Now he clawed at a substance as filmy, struggling to free himself from a tangle of gauzelike sleep that had wrapped around him: The dogs would kill him if he couldn’t wake up.
Never let it be said that he did not fight until his last breath.
Dreams fluttered at the edge of his vision: Hugh of Austra, his handsome face poisoned by jealousy, setting a knife to his throat; people and animals dead asleep throughout the palace grounds like so many corpses left strewn on the field after a battle; an owl skimming east; depthless waters roiled suddenly by the movement of creatures more man than fish; the Aoi woman whose blood had healed him loping at a steady pace over interminable grasslands with a filthy servant riding at her heels on a pony decked out in Quman style.

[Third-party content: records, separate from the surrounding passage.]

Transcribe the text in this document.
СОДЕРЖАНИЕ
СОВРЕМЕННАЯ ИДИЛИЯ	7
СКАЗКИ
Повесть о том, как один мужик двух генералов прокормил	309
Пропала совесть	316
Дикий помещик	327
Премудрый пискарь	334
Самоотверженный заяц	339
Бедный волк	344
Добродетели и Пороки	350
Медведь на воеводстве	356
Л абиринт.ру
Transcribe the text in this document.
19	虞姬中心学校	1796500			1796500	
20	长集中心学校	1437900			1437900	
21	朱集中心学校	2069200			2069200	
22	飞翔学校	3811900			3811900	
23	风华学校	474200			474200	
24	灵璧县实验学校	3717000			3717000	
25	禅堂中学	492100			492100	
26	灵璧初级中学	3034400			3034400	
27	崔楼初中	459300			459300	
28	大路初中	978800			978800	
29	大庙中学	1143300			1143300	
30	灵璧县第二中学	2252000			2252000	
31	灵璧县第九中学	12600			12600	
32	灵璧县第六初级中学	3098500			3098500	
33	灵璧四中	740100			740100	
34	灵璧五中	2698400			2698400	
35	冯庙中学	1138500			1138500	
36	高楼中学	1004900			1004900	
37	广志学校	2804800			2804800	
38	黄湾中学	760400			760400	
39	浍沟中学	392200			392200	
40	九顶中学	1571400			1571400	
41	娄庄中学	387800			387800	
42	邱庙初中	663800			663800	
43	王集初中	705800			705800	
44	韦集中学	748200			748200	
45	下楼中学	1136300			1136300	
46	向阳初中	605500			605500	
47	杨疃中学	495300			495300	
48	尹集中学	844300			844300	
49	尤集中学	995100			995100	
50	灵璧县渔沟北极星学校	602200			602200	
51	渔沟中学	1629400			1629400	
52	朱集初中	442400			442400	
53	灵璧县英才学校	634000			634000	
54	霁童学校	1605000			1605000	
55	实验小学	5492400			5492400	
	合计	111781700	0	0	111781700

She stops to scent the air, brushes her hand through the wind as if reading a message. The servant watches her almost worshipfully; he has no beard, and wears a torn and dirty robe that might once have belonged to a frater as well as a Circle of Unity at his neck. He waits as she lifts her stone-tipped spear and rattles it in the wind. The bells attached to its base tinkle, shattering the silence around him—
“And now, at last, I have found you.”
He bolted up, growling, and was on his feet with arms raised to strike before he came entirely awake. In Bloodheart’s hall, speed had been his only defense. Speed—and a stubborn refusal to die. From under the window the Eika dog growled weakly but did not otherwise stir.
“Sanglant!” Liath crossed to him and pulled his arms down, then stood there with one hand on his wrist. An uncanny light gleamed in the chamber, sorcerer’s fire: heatless and fuelless. He steadied himself on her shoulder, and she winced—not from his touch, but from pain.
“What has happened?” He moved to stand in front of Liath, to protect her from the intruder, but she stopped him.
“This is my mother.”
The gauze still entangled his mind. Her mother. He could see no trace of Liath in this woman’s face, except that the unconscious pride with which Liath carried herself was made manifest in this noblewoman’s carriage and expression: That she wore a gold torque did not astonish him, although it surprised him. Was she of Salian descent? She watched him without speaking and indeed without any apparent emotion except a touch of curiosity.
“What do you want?” he asked bluntly. “We are wed, she and I.”